Il n’y a aucun concept dans mon écriture, je n’ai que faire des questions intellectuelles, je ne cherche que l’immédiateté d’une sensation pour qu’elle s’évapore seule, apaisée, reposée. Je m’appuie sur un ensemble de régulations intimes, denses qui me permettent d’aller plus loin, vers d’autres strates musicales. Je cherche, je me heurte, j’écris, je réécris, je m’arrête et je repars ailleurs, parfois, je ne fais rien, j’attends.

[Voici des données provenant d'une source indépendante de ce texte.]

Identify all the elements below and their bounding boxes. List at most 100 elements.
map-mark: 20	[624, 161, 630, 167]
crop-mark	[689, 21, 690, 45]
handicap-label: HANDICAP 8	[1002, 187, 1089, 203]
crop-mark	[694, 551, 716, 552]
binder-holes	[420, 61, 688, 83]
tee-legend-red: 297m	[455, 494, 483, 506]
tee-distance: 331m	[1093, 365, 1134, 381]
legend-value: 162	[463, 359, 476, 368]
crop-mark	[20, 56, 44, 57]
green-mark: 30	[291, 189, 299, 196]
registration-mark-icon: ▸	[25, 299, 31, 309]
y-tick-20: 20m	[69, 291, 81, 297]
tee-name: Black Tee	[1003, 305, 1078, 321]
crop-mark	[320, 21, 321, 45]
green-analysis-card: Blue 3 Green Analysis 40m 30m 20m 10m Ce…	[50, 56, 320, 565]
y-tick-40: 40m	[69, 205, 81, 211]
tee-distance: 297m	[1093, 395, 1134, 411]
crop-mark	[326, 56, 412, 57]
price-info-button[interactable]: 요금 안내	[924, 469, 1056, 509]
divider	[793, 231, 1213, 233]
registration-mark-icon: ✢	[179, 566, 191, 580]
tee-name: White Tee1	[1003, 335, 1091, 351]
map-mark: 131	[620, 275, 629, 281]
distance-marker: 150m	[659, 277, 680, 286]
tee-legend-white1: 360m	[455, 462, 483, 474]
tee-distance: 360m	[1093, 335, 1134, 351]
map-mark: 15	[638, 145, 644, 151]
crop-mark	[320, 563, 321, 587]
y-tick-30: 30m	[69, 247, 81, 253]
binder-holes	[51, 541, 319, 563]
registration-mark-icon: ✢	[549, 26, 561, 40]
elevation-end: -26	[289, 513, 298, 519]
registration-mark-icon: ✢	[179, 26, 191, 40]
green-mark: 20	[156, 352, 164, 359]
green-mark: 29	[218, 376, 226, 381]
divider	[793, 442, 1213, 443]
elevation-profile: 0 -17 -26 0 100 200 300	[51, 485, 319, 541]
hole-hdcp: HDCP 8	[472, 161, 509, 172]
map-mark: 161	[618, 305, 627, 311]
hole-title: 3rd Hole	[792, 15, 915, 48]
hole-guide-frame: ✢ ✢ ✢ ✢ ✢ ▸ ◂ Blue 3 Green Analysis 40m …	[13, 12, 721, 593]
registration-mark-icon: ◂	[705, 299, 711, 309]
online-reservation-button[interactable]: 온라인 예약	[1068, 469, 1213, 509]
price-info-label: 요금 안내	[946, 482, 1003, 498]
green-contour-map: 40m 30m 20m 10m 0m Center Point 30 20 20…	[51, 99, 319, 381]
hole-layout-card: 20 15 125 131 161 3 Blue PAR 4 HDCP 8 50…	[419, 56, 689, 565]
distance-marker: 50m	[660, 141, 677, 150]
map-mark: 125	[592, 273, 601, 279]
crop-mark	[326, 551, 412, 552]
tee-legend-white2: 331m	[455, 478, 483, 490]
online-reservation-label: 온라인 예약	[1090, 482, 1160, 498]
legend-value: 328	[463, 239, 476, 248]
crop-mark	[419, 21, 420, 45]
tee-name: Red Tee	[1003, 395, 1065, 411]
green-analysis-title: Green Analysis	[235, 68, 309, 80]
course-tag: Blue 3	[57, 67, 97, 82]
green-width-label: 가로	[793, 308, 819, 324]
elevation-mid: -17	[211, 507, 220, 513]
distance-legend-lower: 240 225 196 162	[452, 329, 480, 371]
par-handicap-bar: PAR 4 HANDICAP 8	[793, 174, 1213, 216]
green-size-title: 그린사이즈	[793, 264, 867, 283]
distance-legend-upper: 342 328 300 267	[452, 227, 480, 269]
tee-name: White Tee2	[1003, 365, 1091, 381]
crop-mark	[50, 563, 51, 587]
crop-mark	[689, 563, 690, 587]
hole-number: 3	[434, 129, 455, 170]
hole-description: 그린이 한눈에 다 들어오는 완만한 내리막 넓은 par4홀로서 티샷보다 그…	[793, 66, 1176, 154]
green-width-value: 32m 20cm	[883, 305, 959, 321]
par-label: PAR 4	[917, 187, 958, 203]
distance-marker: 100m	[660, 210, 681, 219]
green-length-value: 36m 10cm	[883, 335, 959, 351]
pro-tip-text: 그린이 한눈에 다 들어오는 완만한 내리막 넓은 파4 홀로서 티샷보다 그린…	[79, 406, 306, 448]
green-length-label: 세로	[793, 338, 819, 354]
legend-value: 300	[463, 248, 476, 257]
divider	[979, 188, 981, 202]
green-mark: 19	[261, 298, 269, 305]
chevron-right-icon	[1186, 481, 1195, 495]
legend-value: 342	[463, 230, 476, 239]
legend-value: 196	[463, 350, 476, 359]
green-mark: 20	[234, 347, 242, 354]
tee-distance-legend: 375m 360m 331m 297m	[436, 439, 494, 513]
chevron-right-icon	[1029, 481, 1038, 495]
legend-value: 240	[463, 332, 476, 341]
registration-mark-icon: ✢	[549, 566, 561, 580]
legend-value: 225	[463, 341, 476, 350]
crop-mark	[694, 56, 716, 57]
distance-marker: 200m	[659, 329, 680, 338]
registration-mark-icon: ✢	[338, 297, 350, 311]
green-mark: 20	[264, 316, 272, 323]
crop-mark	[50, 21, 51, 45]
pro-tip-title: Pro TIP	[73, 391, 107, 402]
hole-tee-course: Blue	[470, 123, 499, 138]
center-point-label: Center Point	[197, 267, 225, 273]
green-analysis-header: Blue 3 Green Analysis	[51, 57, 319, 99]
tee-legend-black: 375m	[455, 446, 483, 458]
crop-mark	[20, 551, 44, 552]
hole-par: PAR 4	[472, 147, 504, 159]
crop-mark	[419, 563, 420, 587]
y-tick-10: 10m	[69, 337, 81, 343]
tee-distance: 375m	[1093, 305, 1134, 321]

Je sais que mes désirs ont des routes longues et tenaces et des chemins qui s’explorent à mon insu.
Un jour, je tombe sur Pelléas et Mélisande, écrit par Maeterlinck. Est-ce parce que les personnages sont dans un pur état de folie ? Est-ce parce que Maeterlinck me donne toute latitude pour maltraiter son texte ? Je vais écrire un opéra.
Des années, des années durant, je coupe, je taille, je relègue le texte, je mets en avant la musique, ou l’inverse. Pendant dix ans, je cherche, je me heurte, j’écris, je réécris, je doute. Je ne doute plus. Je me défais, je me répands, je saisis, j’apaise, j’apaise encore. J’invente le silence, du silence, le mien. Mélisande meurt, j’ai fini, j’ai écrit un opéra.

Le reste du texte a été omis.